Superando il suo istinto immediato di tornare indietro, David impostò la torcia frontale sulla potenza minima e si avvicinò. L’autostrada argentata di ragni conduceva direttamente a un’ampia fessura frastagliata alla base dell’albero. Sporse la testa all’interno del tronco, puntando l’obiettivo della fotocamera verso quella caverna inquietante e luminosa.

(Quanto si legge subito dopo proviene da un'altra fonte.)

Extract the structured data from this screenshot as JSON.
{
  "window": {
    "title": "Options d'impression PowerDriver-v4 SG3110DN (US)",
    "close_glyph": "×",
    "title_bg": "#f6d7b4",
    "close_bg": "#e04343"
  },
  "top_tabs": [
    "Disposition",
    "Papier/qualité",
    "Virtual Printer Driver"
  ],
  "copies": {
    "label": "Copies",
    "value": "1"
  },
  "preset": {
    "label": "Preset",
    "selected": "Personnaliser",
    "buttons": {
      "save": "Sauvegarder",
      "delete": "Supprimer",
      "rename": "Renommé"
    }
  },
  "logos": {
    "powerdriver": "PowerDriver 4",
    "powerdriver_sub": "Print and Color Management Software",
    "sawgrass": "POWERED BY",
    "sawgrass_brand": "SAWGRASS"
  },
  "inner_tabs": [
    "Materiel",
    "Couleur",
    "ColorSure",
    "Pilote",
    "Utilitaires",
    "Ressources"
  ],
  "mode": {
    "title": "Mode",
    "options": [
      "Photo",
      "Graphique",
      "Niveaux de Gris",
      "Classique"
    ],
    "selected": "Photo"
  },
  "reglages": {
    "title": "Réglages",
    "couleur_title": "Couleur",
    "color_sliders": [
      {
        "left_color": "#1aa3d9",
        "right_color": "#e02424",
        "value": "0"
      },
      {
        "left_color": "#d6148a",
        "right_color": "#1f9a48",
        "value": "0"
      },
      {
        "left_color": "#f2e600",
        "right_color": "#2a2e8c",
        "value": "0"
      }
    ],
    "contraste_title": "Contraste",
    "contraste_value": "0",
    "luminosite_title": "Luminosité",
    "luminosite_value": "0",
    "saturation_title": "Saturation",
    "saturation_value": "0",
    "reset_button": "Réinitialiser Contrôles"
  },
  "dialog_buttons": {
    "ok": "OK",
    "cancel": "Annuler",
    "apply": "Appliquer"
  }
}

L’interno del tronco era enorme, completamente svuotato dal tempo. Le pareti interne formavano una cortina ondulante e pulsante composta da milioni di ragni che tessevano ragnatele infinite. Ma non coprivano lo spazio vuoto. Un’intensa luminescenza verde ultraterrena si riversava copiosamente su una forma massiccia e non identificabile incastrata saldamente all’interno del nucleo.

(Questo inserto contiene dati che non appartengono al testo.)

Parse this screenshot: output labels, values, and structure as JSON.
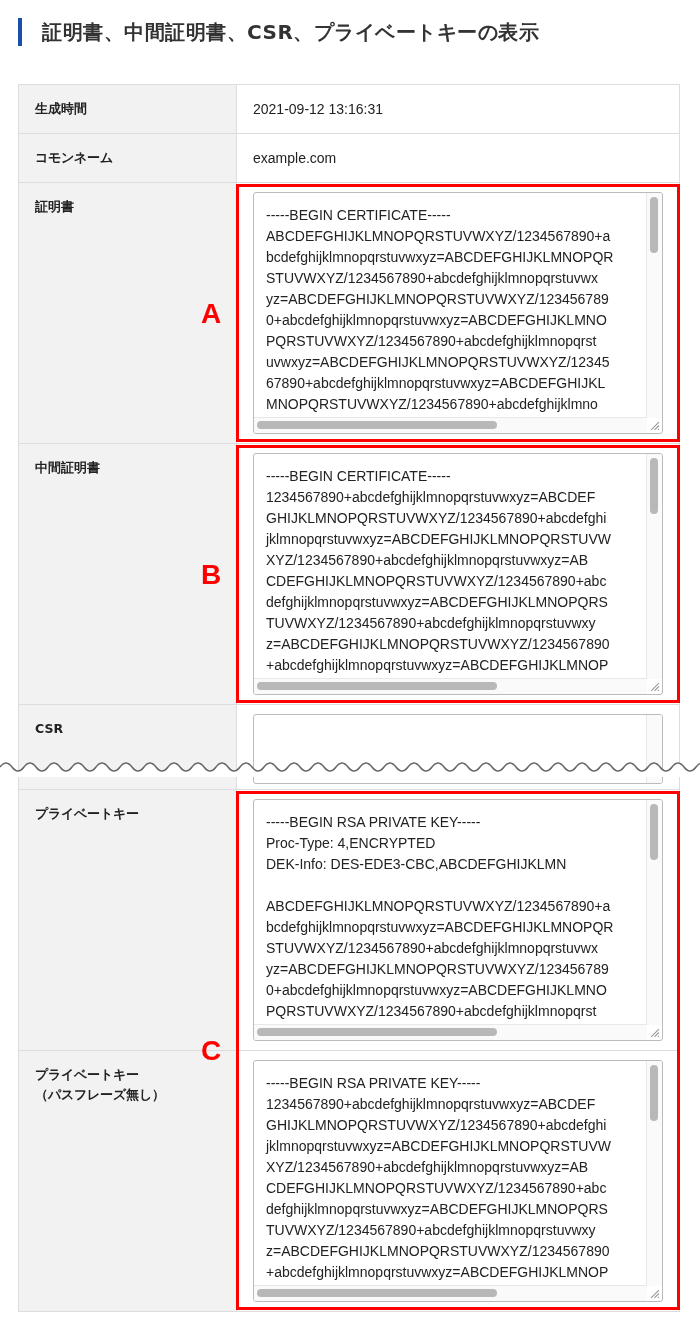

Era una massa frastagliata e geometrica, completamente avvolta da decenni di fango calcificato, polpa di legno e fitte ragnatele. David sforzò la vista, ma nella luce pulsante sembrava assolutamente alieno: un’enorme escrescenza metallica che le antiche radici avvolgenti dell’albero avevano inghiottito intera e sollevato a dieci piedi di altezza. Non riusciva a capirne il significato, ma la sola imponenza dell’oggetto nascosto gli faceva venire la pelle d’oca.